Having previously carried out the experiment successfully in a laboratory setting, the Fraunhofer ISE team and partners have now developed this process on an industry scale system. Researchers here claim the process can be systematically tested and optimized for industrial implementation.
Fraunhofer ISE worked on the project along with its industry partners, namely Pulsar Photonics GmbH that provided its laser machine for the project; customized coating systems specialist ROWO Coating that specifically developed the coated films for this project, crystalline silicon solar cell production equipment company RENA Technologies GmbH, and laser source supplier Soliton Laser- und Messtechnik GmbH.
The German Federal Ministry for Economic Affairs and Energy (BMWi) funded project experiments with the use of an alternative material apart from nickel to create the metal contact fingers by using aluminum, titanium or bismuth and this it does by opening the insulating layer to create the metal contact fingers.

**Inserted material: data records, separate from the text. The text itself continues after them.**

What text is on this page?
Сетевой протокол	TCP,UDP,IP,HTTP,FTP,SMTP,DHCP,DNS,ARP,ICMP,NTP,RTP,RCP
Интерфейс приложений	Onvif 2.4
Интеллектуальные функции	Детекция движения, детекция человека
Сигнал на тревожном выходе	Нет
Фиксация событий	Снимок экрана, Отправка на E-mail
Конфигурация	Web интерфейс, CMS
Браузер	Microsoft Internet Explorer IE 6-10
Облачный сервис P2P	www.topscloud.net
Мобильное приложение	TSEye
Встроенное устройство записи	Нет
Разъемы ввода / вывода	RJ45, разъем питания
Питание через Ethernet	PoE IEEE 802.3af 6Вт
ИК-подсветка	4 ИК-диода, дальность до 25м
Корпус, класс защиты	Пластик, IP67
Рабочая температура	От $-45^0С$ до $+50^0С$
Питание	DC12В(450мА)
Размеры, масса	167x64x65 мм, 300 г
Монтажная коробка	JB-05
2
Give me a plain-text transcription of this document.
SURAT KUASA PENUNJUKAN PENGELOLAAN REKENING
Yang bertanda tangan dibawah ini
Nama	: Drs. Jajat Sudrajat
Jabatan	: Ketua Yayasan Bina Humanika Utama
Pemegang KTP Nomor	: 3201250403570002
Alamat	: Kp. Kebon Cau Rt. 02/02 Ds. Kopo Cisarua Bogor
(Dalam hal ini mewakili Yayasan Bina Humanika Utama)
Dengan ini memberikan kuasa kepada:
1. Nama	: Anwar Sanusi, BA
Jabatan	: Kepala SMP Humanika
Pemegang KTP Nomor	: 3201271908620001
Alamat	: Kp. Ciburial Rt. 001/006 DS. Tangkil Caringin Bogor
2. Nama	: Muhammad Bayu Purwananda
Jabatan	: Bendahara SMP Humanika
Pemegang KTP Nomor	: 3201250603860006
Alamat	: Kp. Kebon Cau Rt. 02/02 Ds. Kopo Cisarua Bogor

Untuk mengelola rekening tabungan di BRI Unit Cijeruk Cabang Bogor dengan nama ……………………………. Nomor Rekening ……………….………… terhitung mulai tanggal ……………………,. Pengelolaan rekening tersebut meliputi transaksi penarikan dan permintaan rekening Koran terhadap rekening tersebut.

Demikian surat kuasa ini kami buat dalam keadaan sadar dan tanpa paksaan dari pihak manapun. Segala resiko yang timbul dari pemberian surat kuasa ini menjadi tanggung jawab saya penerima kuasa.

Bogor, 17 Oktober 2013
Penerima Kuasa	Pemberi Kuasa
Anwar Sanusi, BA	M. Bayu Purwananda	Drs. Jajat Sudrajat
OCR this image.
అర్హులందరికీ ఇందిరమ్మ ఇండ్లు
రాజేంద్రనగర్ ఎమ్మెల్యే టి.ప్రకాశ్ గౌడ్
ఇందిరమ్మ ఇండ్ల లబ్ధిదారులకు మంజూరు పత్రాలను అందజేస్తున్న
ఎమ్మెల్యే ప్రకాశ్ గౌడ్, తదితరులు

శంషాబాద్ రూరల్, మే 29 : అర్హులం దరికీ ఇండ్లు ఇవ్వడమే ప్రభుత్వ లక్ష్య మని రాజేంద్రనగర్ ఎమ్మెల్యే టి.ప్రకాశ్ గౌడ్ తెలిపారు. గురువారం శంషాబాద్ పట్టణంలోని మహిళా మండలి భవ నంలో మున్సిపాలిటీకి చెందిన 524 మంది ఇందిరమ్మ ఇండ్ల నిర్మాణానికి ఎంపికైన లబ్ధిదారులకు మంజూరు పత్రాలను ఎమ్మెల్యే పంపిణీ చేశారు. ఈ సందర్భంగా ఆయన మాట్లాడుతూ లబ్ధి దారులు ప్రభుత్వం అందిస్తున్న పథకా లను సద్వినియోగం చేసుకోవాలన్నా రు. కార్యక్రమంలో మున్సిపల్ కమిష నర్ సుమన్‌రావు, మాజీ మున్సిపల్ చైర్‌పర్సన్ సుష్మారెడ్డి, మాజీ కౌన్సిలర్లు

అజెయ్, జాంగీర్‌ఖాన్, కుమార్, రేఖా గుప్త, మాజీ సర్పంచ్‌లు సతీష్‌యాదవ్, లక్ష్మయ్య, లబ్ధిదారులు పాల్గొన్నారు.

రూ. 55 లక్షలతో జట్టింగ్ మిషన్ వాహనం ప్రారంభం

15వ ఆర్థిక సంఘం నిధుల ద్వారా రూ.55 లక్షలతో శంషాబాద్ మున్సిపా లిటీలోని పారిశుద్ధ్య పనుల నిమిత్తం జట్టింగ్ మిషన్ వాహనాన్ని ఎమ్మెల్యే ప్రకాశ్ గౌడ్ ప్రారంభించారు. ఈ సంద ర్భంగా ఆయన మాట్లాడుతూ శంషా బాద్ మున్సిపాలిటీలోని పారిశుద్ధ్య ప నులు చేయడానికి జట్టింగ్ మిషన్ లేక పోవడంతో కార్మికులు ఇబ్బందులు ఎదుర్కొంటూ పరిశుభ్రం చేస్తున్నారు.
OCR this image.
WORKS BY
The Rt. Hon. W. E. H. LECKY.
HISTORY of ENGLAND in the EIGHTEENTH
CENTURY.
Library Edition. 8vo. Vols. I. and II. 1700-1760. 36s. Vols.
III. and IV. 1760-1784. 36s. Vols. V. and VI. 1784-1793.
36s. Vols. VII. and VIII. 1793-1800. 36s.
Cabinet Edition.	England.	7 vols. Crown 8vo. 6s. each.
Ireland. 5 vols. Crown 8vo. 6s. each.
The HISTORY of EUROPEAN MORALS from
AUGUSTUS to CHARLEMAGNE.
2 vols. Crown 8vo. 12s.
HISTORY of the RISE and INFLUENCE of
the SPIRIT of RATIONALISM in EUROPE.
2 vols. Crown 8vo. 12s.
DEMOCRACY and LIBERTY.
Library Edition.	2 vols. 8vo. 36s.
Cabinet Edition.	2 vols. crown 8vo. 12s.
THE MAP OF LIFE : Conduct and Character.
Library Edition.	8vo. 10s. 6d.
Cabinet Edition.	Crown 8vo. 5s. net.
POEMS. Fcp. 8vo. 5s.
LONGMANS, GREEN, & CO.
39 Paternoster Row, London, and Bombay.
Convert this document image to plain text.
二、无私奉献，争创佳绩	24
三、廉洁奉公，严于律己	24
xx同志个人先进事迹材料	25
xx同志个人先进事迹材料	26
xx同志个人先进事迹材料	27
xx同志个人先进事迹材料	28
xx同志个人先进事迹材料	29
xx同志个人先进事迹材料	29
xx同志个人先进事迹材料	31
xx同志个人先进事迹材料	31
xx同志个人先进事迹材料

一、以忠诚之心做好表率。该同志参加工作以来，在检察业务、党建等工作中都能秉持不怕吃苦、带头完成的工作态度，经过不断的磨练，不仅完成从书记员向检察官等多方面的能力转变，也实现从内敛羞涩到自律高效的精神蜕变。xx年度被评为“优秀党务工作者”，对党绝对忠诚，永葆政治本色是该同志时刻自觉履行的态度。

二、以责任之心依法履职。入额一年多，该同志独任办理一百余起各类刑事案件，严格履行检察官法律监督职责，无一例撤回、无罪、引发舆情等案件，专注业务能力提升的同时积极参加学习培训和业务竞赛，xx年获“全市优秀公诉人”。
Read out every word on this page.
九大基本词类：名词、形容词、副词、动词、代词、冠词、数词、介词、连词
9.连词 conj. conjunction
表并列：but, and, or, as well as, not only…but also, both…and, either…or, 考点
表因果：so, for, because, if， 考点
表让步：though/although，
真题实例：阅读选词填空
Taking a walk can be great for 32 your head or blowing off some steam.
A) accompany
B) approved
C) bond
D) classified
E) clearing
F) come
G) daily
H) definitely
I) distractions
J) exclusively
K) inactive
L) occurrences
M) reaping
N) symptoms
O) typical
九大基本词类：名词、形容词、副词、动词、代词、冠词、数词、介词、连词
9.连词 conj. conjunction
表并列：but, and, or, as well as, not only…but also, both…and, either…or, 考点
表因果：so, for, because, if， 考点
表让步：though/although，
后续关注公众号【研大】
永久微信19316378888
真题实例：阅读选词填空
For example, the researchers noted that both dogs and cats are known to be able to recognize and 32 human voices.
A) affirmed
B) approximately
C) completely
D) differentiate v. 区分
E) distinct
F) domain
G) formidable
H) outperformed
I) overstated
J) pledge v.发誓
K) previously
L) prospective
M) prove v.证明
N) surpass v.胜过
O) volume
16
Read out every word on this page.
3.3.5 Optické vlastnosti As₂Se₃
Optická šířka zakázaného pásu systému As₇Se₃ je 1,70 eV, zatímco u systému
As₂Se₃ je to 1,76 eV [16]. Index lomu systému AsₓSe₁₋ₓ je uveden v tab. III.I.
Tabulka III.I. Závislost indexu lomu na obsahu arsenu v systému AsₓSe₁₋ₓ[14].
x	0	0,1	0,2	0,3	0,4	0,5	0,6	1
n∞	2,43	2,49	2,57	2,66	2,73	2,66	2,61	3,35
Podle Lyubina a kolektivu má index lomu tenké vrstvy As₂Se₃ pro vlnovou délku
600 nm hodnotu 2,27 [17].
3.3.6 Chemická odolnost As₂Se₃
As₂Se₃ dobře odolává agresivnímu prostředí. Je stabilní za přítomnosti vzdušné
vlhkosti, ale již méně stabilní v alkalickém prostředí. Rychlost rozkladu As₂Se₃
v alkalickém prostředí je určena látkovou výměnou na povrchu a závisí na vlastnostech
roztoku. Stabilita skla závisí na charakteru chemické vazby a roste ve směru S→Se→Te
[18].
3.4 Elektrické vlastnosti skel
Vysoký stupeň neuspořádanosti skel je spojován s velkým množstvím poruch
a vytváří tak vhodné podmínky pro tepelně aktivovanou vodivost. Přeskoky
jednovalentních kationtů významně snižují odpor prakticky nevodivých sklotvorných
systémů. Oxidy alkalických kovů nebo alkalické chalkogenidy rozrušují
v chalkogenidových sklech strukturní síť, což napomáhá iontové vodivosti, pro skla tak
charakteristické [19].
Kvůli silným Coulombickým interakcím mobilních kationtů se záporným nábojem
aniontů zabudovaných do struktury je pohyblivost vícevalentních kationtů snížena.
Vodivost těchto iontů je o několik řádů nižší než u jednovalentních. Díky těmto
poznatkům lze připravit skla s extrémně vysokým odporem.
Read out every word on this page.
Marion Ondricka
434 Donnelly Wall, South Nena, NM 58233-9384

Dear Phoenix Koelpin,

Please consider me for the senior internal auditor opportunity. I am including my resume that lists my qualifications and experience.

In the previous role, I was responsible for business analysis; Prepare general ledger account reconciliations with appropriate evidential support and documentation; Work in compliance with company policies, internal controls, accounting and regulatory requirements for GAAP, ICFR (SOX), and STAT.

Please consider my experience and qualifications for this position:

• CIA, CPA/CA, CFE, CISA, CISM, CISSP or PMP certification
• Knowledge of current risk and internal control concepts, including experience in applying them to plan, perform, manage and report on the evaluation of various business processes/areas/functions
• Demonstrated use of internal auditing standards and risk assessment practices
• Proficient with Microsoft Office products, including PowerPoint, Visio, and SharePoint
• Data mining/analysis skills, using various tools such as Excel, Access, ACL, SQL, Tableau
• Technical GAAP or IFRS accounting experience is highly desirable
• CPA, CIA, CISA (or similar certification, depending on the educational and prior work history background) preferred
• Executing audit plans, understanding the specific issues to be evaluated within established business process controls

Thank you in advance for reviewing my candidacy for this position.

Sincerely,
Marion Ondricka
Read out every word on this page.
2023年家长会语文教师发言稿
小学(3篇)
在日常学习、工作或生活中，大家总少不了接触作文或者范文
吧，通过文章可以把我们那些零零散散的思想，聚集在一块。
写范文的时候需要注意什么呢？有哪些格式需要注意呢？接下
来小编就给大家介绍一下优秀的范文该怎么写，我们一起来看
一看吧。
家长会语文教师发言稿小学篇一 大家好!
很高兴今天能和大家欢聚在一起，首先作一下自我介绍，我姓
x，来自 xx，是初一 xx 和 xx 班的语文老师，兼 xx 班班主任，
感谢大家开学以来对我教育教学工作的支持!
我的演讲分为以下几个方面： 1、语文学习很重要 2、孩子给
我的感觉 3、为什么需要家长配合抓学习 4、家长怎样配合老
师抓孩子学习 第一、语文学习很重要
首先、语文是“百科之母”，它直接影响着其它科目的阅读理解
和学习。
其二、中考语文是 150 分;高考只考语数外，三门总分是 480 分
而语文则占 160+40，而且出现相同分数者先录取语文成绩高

As per the team, of the 2 steps in the LTF process, the 1st step involves a direct laser printing process to transfer metal in the desired contact finger layout from a metal-coated foil to a solar cell calling this step as Laser Induced Forward Transfer (LIFT). The solar cell is placed on a vacuum chuck and moved under a metal coated foil—prepared for this project by ROWO—and automatically transported through a roll-to-roll system for the metal transfer of the next solar cell.
The 2nd step used metal structures from step 1 and to create into contacts using a laser selective heating (LSH) process created by Soliton. The team claims in this step the laser does not harm the silicon material since the wavelength of the beam is absorbed only by the metal and not by the silicon underneath. This can lead to higher solar cell efficiencies, it adds.
“In addition to the manufacture of minuscule 3D structures and the localized coating of sensitive components, we see possible applications for the LTF technology in a variety of other research fields. With the pilot system and our consortium of experts, we hold the best prerequisites to successfully develop these in the future,” said Jan Nekarda, Department Head of Structuring and Metallization at Fraunhofer ISE, .
Last month, Fraunhofer ISE introduced its new spin-off calling it HighLine Technology to commercialize a contactless solar cell dispensing printing process (see Fraunhofer ISE Spin-Off For Solar Cell Production).